What now? she thought warily. Personnel and postings were her responsibility, and he rarely interfered directly. But now she could see he had made his mind up. She didn’t want an argument, so she hoped she’d be able to go along with whatever he’d decided.
He said emphatically, ‘I think Liz should be posted – at least temporarily, while Charles settles back in at work. There’s a lot for him to do, you know,’ he said, almost accusingly, as if he thought she might think he was being unnecessarily harsh.

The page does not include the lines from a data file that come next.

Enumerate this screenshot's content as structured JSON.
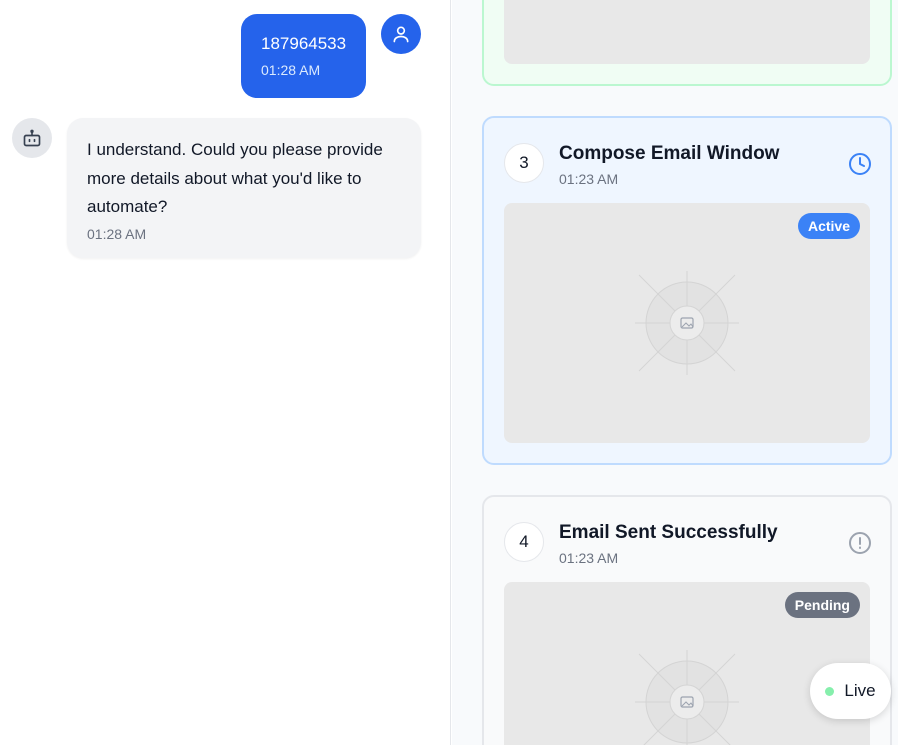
{
  "chat": {
    "messages": [
      {
        "role": "user",
        "text": "187964533",
        "time": "01:28 AM"
      },
      {
        "role": "assistant",
        "text": "I understand. Could you please provide more details about what you'd like to automate?",
        "time": "01:28 AM"
      }
    ]
  },
  "steps": [
    {
      "number": "",
      "title": "",
      "time": "",
      "state": "completed"
    },
    {
      "number": "3",
      "title": "Compose Email Window",
      "time": "01:23 AM",
      "badge": "Active",
      "state": "active",
      "status_icon": "clock-icon"
    },
    {
      "number": "4",
      "title": "Email Sent Successfully",
      "time": "01:23 AM",
      "badge": "Pending",
      "state": "pending",
      "status_icon": "alert-circle-icon"
    }
  ],
  "live": {
    "label": "Live"
  },
  "colors": {
    "primary": "#2563eb",
    "active_badge": "#3b82f6",
    "pending_badge": "#6b7280",
    "live_dot": "#86efac",
    "completed_border": "#bbf7d0",
    "active_border": "#bfdbfe"
  }
}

‘Where do you want to put her?’ she asked. Counter terrorism, she imagined. That’s where Liz had been before. Working for Charles when he had been director there.
‘We’ll have to work that out,’ he said, rather to her surprise. If he’d already decided, as she suspected he had, he clearly wasn’t ready to say. ‘It’s got to be something challenging. I don’t want her to think it’s in any way a demotion. That wouldn’t be fair on Liz.’
‘No, though—’ and Beth hesitated. When DG looked at her questioningly, she sighed. ‘She’s going to see it that way, I fear.’
‘Probably.’ DG shrugged lightly. ‘But that can’t be helped. And so long as we make sure her new posting is tough enough, she’ll soon get stuck in. She’s too good an officer not to.’